On not mocking Austen (but laughing all the same)

So, people are complex. You just never know how they will respond. When I published Austenland in 2007, I was caught totally off guard by the first "you should be ashamed of this smut" email I received. I honestly didn't consider Austenland a trashy book. But many did. Here's my favorite of the angry emails:

I just read Austenland and was so disappointed.  I loved your other books and had come to trust you to keep things clean.  I bought Austenland on Amazon for my teenaged daughter for Christmas because she is a huge Pride & Prejudice fan.  I'm glad I decided to read it first, because it would have totally traumatized her.  I buried it [in] my kitchen trash can under a pile of wilted celery, where it should feel right at home.

I don't want to mock the writer of that email. Everyone has the right to their own reaction (though I do wonder sometimes what motivates the need to email the author your negative reaction). Still, I didn't see this coming.

The most surprising response I received for Austenland (and really any of my books) was:

"The way she mocks Austen fans is just insulting."

What?

Not just one such response but many. I never anticipated that fellow Austen fans would think that I was insulting them. After all, I am one. It's one thing to love Austen's novels (which I do) but at the point I became obsessed with the DVDs of Pride & Prejudice, I thought, this is getting funny. Isn't it okay to laugh at this? At my weird obsession? And how I have the tendency to fall in love with fictional characters? Can we still be amused by a thing and love it at the same time?

Once the movie came out, that reaction only magnified. Many people thought we were mocking Jane Austen readers in an ugly and mean-spirited way. I felt like I'd had the wind knocked out of me.

Of course not everyone responded that way, and it was lovely and reassuring that many people (Austen fans and non-readers) let us know how much they loved what we did. I read one simply gorgeous review of the movie from a major online magazine, and was so relieved that at least someone got it! After the writer and I corresponded a bit. She wrote:

"I'm so grateful for writers who are doing work that's full of love and warmth and isn't cynical. I get enough of that."

Yay! Not everyone misunderstood! I forwarded the note on to the director, Jerusha Hess, and she responded, "Yes!  It was full of love."

If we made it in love, full of warmth and fondness and well-intentioned humor, how did it come across to many as just the opposite?

I don't know, but I've observed some things about the Hesses' movies. Some people who saw Napoleon Dynamite thought that the movie was mocking a rural west culture, and yet I've never met anyone from Utah or Idaho that felt mocked by the movie. I read reviews of Nacho Libre (reviews written by white US guys) who thought the movie was mocking Mexicans, and yet the movie did great in Mexico and was largely received with love and laughter. I have no doubt that there was a loving and celebratory spirit in the Hesses making of these movies.

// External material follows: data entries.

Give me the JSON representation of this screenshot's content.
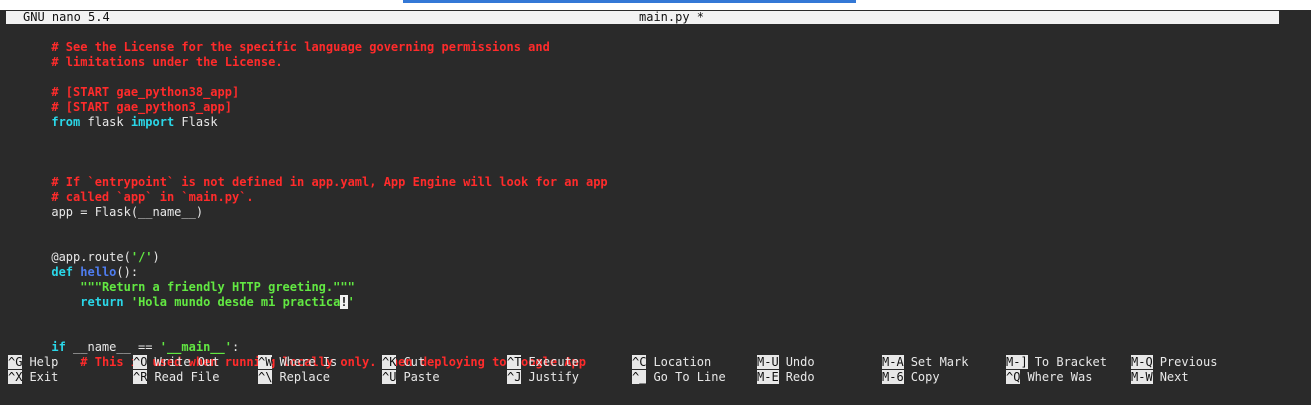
{
  "titlebar": {
    "app": "GNU nano 5.4",
    "file": "main.py *"
  },
  "editor": {
    "lines": {
      "l01": "# See the License for the specific language governing permissions and",
      "l02": "# limitations under the License.",
      "l04": "# [START gae_python38_app]",
      "l05": "# [START gae_python3_app]",
      "l06": {
        "from": "from",
        "mod": " flask ",
        "import": "import",
        "name": " Flask"
      },
      "l09": "# If `entrypoint` is not defined in app.yaml, App Engine will look for an app",
      "l10": "# called `app` in `main.py`.",
      "l11": "app = Flask(__name__)",
      "l14": {
        "deco": "@app.route(",
        "arg": "'/'",
        "close": ")"
      },
      "l15": {
        "def": "def",
        "sp": " ",
        "fname": "hello",
        "rest": "():"
      },
      "l16": {
        "indent": "    ",
        "doc": "\"\"\"Return a friendly HTTP greeting.\"\"\""
      },
      "l17": {
        "indent": "    ",
        "ret": "return",
        "sp": " ",
        "str1": "'Hola mundo desde mi practica",
        "cur": "!",
        "str2": "'"
      },
      "l20": {
        "if": "if",
        "cond": " __name__ == ",
        "str": "'__main__'",
        "colon": ":"
      },
      "l21": {
        "indent": "    ",
        "cm": "# This is used when running locally only. When deploying to Google App"
      }
    }
  },
  "shortcuts": [
    [
      {
        "key": "^G",
        "label": "Help"
      },
      {
        "key": "^X",
        "label": "Exit"
      }
    ],
    [
      {
        "key": "^O",
        "label": "Write Out"
      },
      {
        "key": "^R",
        "label": "Read File"
      }
    ],
    [
      {
        "key": "^W",
        "label": "Where Is"
      },
      {
        "key": "^\\",
        "label": "Replace"
      }
    ],
    [
      {
        "key": "^K",
        "label": "Cut"
      },
      {
        "key": "^U",
        "label": "Paste"
      }
    ],
    [
      {
        "key": "^T",
        "label": "Execute"
      },
      {
        "key": "^J",
        "label": "Justify"
      }
    ],
    [
      {
        "key": "^C",
        "label": "Location"
      },
      {
        "key": "^_",
        "label": "Go To Line"
      }
    ],
    [
      {
        "key": "M-U",
        "label": "Undo"
      },
      {
        "key": "M-E",
        "label": "Redo"
      }
    ],
    [
      {
        "key": "M-A",
        "label": "Set Mark"
      },
      {
        "key": "M-6",
        "label": "Copy"
      }
    ],
    [
      {
        "key": "M-]",
        "label": "To Bracket"
      },
      {
        "key": "^Q",
        "label": "Where Was"
      }
    ],
    [
      {
        "key": "M-Q",
        "label": "Previous"
      },
      {
        "key": "M-W",
        "label": "Next"
      }
    ]
  ],
  "colors": {
    "comment": "#ff2b2b",
    "keyword": "#2ad7e8",
    "function": "#4f7df0",
    "string": "#62e842",
    "background": "#2a2a2a",
    "text": "#e8e8e8"
  }
}
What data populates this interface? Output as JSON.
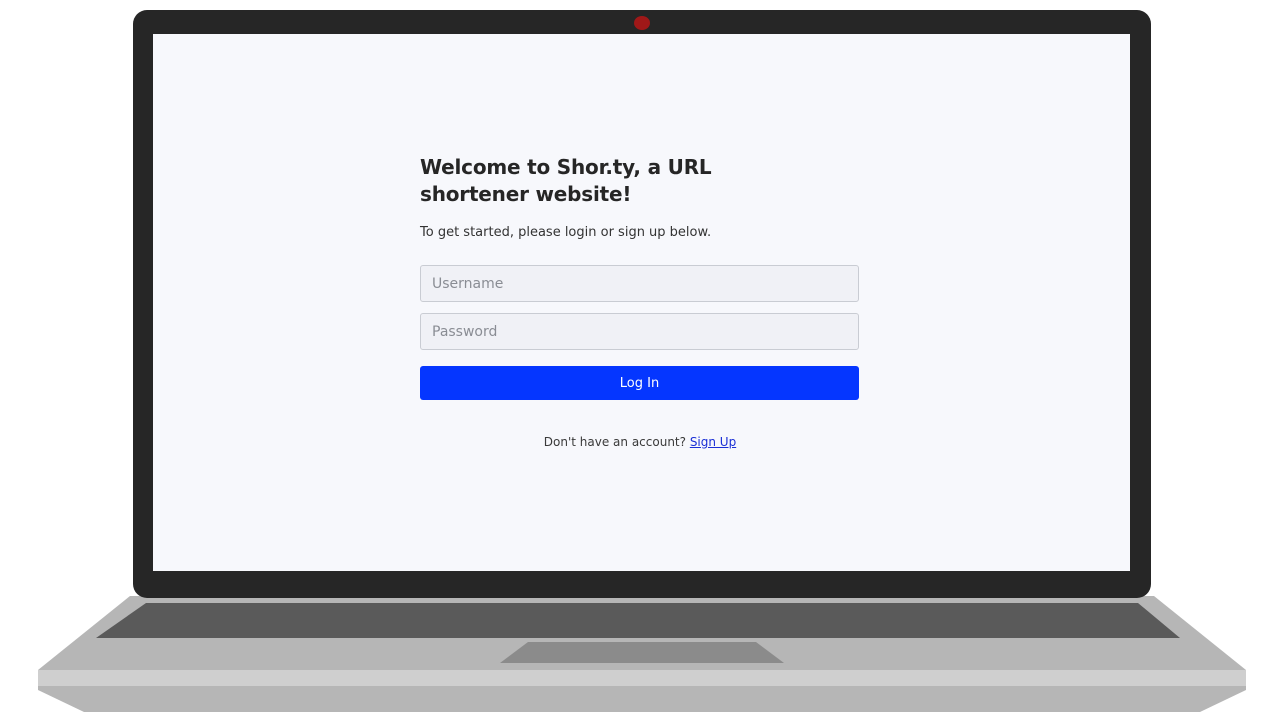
{
  "page": {
    "heading": "Welcome to Shor.ty, a URL shortener website!",
    "subheading": "To get started, please login or sign up below."
  },
  "form": {
    "username_placeholder": "Username",
    "username_value": "",
    "password_placeholder": "Password",
    "password_value": "",
    "login_label": "Log In"
  },
  "signup": {
    "prompt": "Don't have an account?",
    "link_label": "Sign Up"
  },
  "colors": {
    "screen_background": "#f7f8fc",
    "button_primary": "#0536ff",
    "link": "#1a2fd6",
    "bezel": "#262626",
    "webcam_indicator": "#a01818"
  },
  "icons": {
    "webcam": "webcam-light-icon"
  }
}
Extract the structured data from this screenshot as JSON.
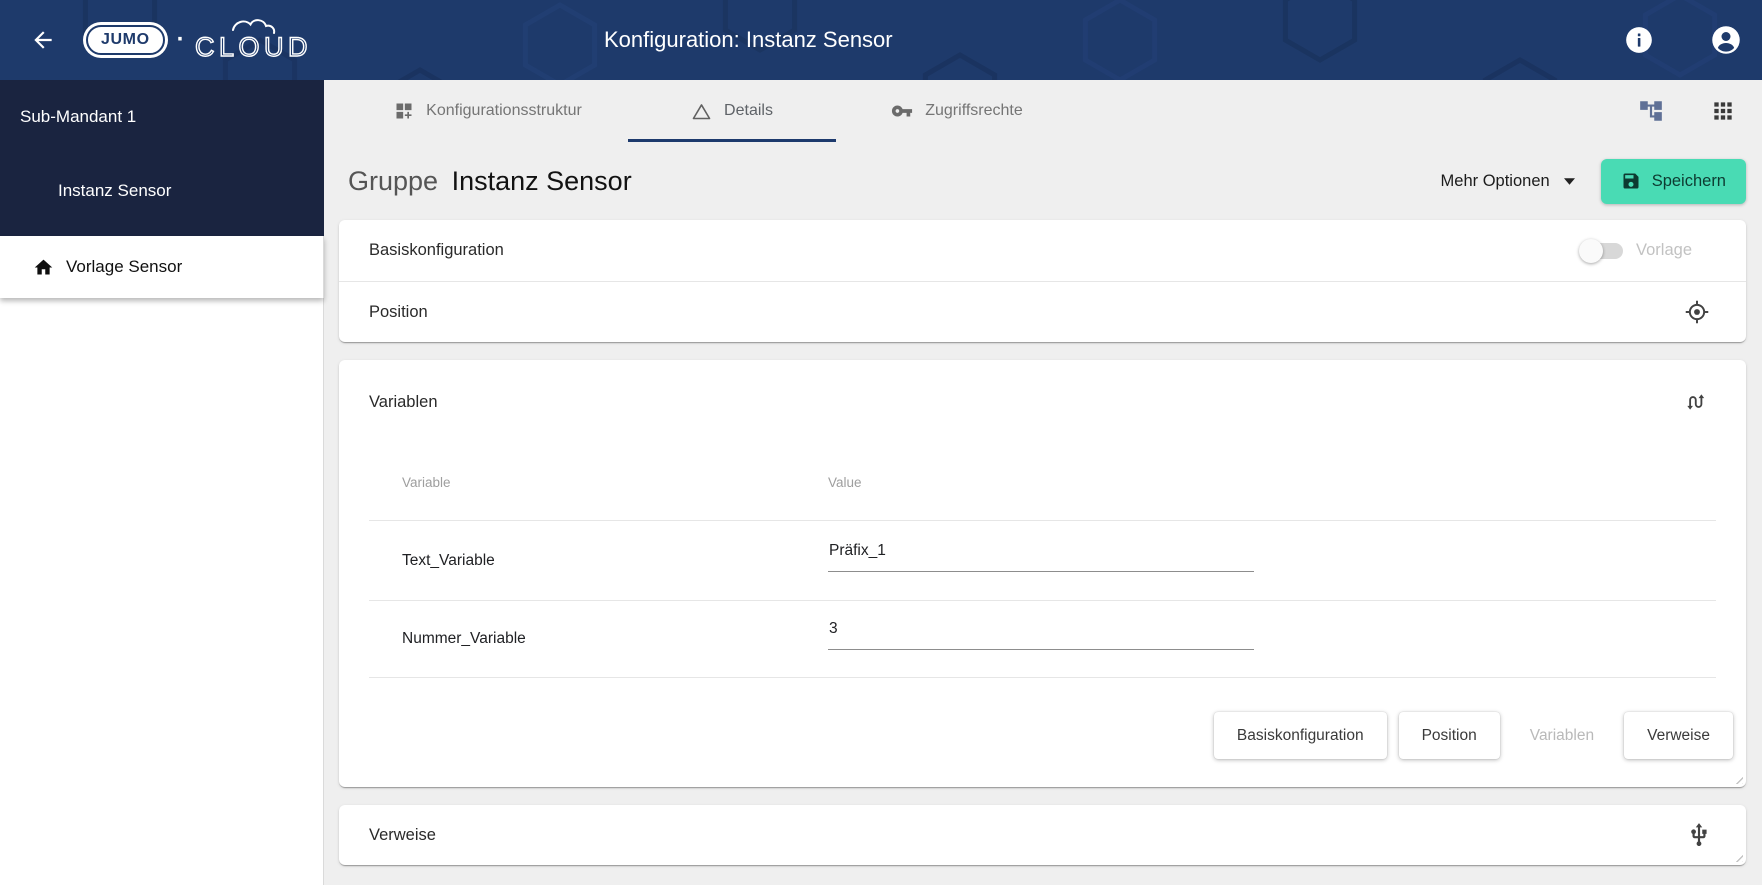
{
  "header": {
    "brand_jumo": "JUMO",
    "brand_dot": "·",
    "brand_cloud": "CLOUD",
    "title": "Konfiguration: Instanz Sensor",
    "icons": [
      "back-arrow-icon",
      "info-icon",
      "account-icon"
    ]
  },
  "sidebar": {
    "tenant": "Sub-Mandant 1",
    "instance_item": "Instanz Sensor",
    "template_item": "Vorlage Sensor",
    "template_icon": "home-icon"
  },
  "tabs": {
    "items": [
      {
        "label": "Konfigurationsstruktur",
        "icon": "dashboard-customize-icon",
        "active": false
      },
      {
        "label": "Details",
        "icon": "details-triangle-icon",
        "active": true
      },
      {
        "label": "Zugriffsrechte",
        "icon": "key-icon",
        "active": false
      }
    ],
    "right_icons": [
      "tree-structure-icon",
      "apps-grid-icon"
    ]
  },
  "toolbar": {
    "heading_prefix": "Gruppe",
    "heading_name": "Instanz Sensor",
    "more_options_label": "Mehr Optionen",
    "save_label": "Speichern",
    "save_icon": "save-icon",
    "caret_icon": "caret-down-icon"
  },
  "sections": {
    "basiskonfiguration": {
      "label": "Basiskonfiguration",
      "toggle_label": "Vorlage",
      "toggle_state": "off"
    },
    "position": {
      "label": "Position",
      "icon": "position-target-icon"
    },
    "variablen": {
      "label": "Variablen",
      "icon": "sort-swap-icon",
      "columns": {
        "variable": "Variable",
        "value": "Value"
      },
      "rows": [
        {
          "variable": "Text_Variable",
          "value": "Präfix_1"
        },
        {
          "variable": "Nummer_Variable",
          "value": "3"
        }
      ],
      "footer_buttons": [
        {
          "label": "Basiskonfiguration",
          "disabled": false
        },
        {
          "label": "Position",
          "disabled": false
        },
        {
          "label": "Variablen",
          "disabled": true
        },
        {
          "label": "Verweise",
          "disabled": false
        }
      ]
    },
    "verweise": {
      "label": "Verweise",
      "icon": "usb-icon"
    }
  },
  "colors": {
    "topbar": "#1e3a6b",
    "sidebar": "#1a2440",
    "accent_save": "#49dbb4",
    "active_tab_underline": "#1d3a6d",
    "page_background": "#efefef"
  }
}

In those cases, it was outsiders who feared the mockery, while those supposedly being mocked got the humor and laughed with the movie. Yet with Austenland, many of the insiders--the Janeites--felt unkindly mocked. I don't know why this happened.

Christopher Guest movies also come to mind. I don't know if certain musicians felt mocked by Spinal Tap. I heard that some dog showers did by Best In Show, which surprised me, because as an outsider it seemed clear to me that the movie wasn't trying to make fun of all dog owners and dog shows, nor to definitively define what such people must all be like. I grew up doing community theater, and everyone I know in theater absolutely loves Waiting for Guffman. We didn't feel mocked by it. We felt lovingly tributed and enjoyed the inside jokes only we would get, laughing at the absurdities we saw in ourselves and in our theater world as well as laughing at the parts the movie exaggerated for humor. I came away from it not thinking, "Yeah, community theater is lame," but "That was hysterical! I love theater!"

And I guess that's how I assumed my fellow Jane Austen lovers would react too. If anyone might misunderstand and think we were mocking Janeites, it would be the outsiders, certainly not the insiders, certainly not those who loved Austen--her humor, her snark, her insight.

I do know we were walking that fine and wonderful line: to be the thing and make light of the thing at the same time. That's the only way to do a loving comedy. And there is a chance it can be misunderstood. I just didn't think it would, not by my own peeps.

Some people couldn't go there with us, and that's okay. Art is personal. But the accusations of mean-spiritedness or malicious intent are totally, completely wrong. Every actor, every producer and writer and all involved had a fondness for the characters and the story and wanted to make something that made us laugh, made us swoon, made us smile, in the very best spirit possible.

I don't know why it failed some people, but it is a potent reminder that nothing is more perilous than comedy.